Insurance discrimination was already algorithmic before “AI” existed. ProPublica proved that in 2017, long before the current wave of machine learning systems. The FCRA parallel is stronger than I initially framed—but it also reveals why Florida’s insurance AI bills failed: industry lobbying kills both omnibus and targeted legislation unless public pressure exists first.
What ProPublica Found (and Why It Matters)
ProPublica’s 2017 investigation compared premiums to actual claims payouts across four states using real data—over 100,000 quotes and millions in claims records. The findings:
- Illinois: 33 of 34 insurers charged 10%+ more in minority ZIP codes, even after controlling for risk
- Geico’s property damage rates in East Garfield Park were 8x actual payouts—double the markup in Lake View
- Missouri and Texas: Similar patterns persisted even in well-regulated states
The mechanism wasn’t modern AI. It was territorial rating—zip code-based pricing justified as “risk assessment” but functioning as redlining by proxy. The difference today: algorithms are more complex, denials are faster, and appeals are harder to mount at scale.

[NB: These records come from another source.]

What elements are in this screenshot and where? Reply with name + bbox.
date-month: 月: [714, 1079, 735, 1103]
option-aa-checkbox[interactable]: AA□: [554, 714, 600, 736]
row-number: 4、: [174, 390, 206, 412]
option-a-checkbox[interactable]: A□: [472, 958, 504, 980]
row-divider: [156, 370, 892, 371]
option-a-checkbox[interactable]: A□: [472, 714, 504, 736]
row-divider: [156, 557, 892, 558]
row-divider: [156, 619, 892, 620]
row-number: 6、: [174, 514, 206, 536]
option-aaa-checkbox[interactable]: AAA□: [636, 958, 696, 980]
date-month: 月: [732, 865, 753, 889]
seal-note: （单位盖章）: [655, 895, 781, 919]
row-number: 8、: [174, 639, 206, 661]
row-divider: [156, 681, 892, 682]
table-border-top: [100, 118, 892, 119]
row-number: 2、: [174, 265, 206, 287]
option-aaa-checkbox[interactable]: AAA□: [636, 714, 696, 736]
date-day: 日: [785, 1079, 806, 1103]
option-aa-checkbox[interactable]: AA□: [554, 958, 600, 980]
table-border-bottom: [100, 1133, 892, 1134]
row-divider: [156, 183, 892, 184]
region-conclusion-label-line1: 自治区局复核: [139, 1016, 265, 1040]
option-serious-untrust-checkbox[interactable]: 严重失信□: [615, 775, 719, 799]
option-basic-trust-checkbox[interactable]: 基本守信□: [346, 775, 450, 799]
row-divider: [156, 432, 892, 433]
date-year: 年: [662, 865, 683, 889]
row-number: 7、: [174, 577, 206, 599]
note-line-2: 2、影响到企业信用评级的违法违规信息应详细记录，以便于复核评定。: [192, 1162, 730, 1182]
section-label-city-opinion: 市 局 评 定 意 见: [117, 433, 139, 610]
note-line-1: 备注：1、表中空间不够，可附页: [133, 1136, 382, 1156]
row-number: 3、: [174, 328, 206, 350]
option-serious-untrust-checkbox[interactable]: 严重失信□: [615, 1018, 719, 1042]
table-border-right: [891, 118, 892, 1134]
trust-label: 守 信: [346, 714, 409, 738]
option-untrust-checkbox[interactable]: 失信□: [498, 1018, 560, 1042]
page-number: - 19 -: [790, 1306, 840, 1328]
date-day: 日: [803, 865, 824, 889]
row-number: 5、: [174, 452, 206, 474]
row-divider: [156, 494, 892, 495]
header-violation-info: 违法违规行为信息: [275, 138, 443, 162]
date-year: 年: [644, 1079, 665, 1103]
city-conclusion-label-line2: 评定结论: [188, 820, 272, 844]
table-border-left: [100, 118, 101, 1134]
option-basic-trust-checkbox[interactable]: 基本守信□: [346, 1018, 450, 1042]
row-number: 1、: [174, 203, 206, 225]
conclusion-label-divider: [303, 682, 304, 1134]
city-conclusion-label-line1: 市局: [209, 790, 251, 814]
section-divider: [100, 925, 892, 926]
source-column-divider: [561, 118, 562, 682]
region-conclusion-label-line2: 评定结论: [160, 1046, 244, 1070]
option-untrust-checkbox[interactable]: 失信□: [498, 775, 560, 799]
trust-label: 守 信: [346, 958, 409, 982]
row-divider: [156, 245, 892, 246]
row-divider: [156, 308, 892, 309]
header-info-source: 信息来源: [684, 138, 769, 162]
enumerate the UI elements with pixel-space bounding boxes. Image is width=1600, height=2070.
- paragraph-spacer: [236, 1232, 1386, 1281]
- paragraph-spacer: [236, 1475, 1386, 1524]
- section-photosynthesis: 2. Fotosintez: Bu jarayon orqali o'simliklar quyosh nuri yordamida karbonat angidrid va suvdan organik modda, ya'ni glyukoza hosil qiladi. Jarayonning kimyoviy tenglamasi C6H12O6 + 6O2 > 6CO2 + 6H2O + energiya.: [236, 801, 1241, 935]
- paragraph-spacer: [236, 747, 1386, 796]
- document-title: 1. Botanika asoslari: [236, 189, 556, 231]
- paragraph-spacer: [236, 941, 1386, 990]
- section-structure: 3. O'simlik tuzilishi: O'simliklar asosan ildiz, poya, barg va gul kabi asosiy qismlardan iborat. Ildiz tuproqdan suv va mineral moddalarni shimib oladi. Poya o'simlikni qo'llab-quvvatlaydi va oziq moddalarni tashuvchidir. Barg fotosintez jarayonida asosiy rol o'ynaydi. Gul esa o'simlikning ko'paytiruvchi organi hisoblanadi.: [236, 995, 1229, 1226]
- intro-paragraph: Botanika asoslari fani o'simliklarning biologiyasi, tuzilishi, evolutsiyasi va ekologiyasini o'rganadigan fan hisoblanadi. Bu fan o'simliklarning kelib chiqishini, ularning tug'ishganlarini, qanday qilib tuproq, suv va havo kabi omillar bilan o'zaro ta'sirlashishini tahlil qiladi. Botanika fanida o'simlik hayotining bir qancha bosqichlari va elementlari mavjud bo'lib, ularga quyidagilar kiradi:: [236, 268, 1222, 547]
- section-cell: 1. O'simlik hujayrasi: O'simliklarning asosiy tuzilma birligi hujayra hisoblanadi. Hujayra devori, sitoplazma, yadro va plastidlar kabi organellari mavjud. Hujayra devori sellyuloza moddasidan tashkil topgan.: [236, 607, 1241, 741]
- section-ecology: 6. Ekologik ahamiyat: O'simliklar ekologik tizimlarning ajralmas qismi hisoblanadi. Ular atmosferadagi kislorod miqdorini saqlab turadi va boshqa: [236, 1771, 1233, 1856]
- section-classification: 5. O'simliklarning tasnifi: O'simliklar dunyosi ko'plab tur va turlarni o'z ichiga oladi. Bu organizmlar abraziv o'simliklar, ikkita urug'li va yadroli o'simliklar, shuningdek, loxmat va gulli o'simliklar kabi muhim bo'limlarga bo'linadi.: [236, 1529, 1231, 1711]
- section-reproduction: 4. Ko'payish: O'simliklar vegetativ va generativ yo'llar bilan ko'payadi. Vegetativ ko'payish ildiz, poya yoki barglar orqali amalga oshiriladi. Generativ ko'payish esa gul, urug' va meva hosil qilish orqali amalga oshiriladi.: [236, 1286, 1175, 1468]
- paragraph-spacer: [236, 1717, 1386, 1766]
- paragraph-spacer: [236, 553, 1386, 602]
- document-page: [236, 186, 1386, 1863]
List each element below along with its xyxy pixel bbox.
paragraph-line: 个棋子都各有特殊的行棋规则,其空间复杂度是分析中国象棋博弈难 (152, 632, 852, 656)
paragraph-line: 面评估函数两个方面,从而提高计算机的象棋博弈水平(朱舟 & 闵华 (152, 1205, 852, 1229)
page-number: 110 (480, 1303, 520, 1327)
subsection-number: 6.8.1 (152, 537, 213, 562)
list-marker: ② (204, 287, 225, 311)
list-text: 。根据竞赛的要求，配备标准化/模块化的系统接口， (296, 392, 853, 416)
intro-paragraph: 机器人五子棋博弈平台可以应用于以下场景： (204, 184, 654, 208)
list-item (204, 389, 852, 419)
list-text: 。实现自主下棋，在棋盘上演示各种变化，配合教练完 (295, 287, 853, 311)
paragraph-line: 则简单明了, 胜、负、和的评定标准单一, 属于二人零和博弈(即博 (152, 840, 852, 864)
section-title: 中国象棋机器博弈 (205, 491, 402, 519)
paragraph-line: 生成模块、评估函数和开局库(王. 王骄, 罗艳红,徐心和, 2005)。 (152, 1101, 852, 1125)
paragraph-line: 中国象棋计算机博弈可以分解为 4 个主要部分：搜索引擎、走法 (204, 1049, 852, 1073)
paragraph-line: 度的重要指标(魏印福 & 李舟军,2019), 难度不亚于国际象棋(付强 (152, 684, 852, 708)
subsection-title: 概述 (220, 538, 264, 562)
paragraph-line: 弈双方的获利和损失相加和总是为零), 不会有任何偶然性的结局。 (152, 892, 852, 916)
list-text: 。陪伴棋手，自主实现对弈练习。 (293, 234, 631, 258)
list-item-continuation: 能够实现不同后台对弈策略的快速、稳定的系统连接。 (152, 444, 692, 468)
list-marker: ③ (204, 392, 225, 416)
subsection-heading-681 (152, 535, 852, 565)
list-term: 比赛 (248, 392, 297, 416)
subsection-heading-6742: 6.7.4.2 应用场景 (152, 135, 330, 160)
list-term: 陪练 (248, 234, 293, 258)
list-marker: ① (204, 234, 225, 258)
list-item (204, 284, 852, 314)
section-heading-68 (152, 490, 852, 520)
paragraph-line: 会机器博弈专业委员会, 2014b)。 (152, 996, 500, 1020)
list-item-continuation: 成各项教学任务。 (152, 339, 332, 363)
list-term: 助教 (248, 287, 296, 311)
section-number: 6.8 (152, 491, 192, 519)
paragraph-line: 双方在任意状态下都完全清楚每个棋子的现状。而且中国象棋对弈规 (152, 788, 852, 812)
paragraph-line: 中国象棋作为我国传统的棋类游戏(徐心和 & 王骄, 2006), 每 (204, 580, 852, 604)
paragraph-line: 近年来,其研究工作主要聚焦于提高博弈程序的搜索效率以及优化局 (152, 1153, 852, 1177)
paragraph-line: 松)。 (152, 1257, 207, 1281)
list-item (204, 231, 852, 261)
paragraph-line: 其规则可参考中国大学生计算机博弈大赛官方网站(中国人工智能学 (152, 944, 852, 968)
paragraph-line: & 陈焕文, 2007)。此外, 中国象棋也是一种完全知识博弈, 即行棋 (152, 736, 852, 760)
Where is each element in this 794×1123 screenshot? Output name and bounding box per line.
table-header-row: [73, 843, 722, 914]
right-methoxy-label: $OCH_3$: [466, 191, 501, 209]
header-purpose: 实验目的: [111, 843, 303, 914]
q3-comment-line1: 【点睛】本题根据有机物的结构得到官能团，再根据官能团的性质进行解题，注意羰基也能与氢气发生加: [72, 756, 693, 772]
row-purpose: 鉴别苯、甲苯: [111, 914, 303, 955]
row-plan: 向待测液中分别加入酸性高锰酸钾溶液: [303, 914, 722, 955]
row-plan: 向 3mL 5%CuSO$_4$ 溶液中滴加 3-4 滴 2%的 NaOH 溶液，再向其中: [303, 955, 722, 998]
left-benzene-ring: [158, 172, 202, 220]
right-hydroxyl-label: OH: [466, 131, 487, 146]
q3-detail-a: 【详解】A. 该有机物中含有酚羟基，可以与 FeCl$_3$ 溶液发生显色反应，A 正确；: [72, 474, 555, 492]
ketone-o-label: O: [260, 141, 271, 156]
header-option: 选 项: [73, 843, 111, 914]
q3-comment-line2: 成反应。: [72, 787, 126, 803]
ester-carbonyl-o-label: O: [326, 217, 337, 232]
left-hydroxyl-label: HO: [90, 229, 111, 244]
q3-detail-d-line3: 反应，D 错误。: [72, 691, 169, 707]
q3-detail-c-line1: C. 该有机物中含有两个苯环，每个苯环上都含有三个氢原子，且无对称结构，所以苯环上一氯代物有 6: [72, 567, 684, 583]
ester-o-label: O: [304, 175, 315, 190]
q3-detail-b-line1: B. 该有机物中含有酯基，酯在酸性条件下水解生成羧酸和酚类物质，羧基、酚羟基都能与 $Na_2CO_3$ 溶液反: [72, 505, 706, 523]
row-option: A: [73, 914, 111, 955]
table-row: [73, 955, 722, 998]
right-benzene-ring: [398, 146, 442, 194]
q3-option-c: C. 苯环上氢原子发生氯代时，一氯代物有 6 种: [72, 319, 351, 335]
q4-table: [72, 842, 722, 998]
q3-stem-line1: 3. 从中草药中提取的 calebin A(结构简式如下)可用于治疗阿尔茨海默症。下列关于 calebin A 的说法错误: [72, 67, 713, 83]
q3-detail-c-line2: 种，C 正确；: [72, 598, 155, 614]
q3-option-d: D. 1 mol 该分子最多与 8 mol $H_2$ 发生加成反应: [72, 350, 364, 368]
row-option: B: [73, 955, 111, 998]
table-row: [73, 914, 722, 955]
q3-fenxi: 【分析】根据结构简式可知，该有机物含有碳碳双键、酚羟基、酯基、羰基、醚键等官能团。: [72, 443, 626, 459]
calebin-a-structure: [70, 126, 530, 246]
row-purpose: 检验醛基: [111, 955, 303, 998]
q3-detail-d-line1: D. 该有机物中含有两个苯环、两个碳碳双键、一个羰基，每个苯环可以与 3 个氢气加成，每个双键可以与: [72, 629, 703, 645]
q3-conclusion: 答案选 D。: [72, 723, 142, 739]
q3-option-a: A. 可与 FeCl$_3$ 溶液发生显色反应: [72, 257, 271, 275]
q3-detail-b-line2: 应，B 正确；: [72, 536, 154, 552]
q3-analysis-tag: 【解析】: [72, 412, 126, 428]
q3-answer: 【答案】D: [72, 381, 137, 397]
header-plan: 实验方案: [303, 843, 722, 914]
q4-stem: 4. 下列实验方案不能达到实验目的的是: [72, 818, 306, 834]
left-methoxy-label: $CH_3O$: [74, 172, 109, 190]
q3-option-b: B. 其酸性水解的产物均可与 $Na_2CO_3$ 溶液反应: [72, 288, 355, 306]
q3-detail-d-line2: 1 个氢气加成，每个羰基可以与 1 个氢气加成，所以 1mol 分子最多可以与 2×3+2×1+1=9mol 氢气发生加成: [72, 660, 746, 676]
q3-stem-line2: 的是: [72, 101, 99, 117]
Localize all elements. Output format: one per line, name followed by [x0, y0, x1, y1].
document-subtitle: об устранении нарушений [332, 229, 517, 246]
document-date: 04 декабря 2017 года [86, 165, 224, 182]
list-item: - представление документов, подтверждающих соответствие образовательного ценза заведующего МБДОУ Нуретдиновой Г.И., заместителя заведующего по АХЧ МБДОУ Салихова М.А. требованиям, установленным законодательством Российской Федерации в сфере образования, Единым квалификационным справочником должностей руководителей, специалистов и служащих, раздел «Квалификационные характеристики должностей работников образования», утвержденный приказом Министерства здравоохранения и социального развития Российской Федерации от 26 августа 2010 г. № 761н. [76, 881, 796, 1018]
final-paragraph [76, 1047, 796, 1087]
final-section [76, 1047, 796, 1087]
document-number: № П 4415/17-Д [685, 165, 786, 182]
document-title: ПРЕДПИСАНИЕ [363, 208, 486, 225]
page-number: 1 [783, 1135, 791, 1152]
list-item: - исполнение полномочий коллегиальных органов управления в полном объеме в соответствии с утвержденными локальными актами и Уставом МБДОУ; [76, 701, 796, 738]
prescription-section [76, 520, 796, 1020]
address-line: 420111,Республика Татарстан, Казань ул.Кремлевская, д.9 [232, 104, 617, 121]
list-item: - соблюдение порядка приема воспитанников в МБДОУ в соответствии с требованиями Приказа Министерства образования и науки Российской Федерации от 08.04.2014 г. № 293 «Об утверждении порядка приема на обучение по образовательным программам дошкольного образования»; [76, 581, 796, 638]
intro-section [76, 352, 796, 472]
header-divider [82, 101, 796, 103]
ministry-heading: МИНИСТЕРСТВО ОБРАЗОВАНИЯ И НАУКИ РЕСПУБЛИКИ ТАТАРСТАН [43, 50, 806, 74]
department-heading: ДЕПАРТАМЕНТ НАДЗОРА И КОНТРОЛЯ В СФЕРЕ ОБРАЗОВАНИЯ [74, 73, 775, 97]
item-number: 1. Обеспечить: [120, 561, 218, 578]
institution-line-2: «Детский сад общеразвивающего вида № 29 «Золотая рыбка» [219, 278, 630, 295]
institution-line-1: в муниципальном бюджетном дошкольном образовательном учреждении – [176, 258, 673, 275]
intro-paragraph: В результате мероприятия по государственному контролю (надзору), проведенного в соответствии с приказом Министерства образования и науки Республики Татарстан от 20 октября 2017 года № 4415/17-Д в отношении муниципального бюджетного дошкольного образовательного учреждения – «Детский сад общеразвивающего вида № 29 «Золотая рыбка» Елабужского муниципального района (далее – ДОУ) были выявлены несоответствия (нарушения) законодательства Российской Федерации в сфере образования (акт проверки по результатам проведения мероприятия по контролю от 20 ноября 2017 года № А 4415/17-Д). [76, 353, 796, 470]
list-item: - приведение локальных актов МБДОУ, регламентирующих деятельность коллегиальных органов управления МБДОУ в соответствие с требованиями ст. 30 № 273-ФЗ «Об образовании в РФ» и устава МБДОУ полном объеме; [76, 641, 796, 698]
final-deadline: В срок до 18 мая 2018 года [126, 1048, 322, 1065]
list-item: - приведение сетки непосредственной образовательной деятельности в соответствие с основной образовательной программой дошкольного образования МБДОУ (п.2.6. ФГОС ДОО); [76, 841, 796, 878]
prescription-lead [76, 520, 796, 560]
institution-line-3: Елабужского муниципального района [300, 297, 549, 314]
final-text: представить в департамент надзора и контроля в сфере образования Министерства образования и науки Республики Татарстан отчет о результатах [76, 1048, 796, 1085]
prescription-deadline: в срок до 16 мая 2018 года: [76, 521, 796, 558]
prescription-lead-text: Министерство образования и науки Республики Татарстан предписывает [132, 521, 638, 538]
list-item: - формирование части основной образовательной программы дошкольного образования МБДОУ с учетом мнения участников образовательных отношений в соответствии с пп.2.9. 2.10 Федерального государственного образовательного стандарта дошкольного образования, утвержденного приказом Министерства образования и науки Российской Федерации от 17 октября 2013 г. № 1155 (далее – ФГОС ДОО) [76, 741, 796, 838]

Why Florida Failed—And What That Tells Us
Three bills. Three failures. One explanation.
SB 482 passed the Senate unanimously (37-0), then died in the House without a vote. Session adjourned March 13. HB 527/SB 202—the narrower insurance bill requiring human review of AI-driven claim denials—also appears dead.
This isn’t just about scope. It’s about economics. Insurers profit from opacity. Any governance framework must change the cost-benefit calculation, not just the legal architecture.
The Missing Entry Point: Making Harm Visible
The 1970 FCRA succeeded because credit reporting harms were visible—people knew they were being denied loans, and they could see their reports. Insurance AI harms are invisible by design. The entry point isn’t transparency legislation first. It’s making the harm visible first.
A Public Registry of Denial Patterns
Before a federal insurance AI act, we need aggregated, anonymized denial data publicly available—denial rates by ZIP code, claim type, and insurer. Not model cards filed with regulators, but population-scale legibility.
ProPublica did this for auto premiums in 2017 using Freedom of Information Act requests and state filings. The effect: California launched an investigation, consumer advocates cited the data, and industry defenses became harder to maintain.
For health insurance claims AI, the same approach applies:
- Identify data sources: State insurance commissioner filings, NAIC databases, FOIA requests
- Aggregate by geography and insurer: Show denial rate disparities where they exist
- Publish interactively: Let journalists, advocates, and attorneys find patterns worth pursuing
- Connect to narratives: The statistics matter; the stories matter more
What This Achieves
- Evidence for litigation: Pattern data strengthens class action cases (as with State Farm’s Alabama lawsuit)
- Journalistic pressure: Makes discrimination reportable in ways that generate public attention
- Regulatory leverage: State commissioners can cite public data when reviewing models
- Political momentum: The 302-0 FCRA vote became possible because harm was visible
The Path Forward
Legislation comes after visibility. Here’s the sequence:
- Data collection: Identify what claim denial data exists and where it’s accessible
- Aggregation: Build a public registry showing patterns by geography, insurer, and claim type
- Narrative connection: Pair statistics with affected individuals’ stories (as ProPublica did)
- Legislative proposals: Frame bills around visible harm, not abstract governance
The question isn’t whether insurance AI should be governed. It’s how we get to a point where legislators can vote yes.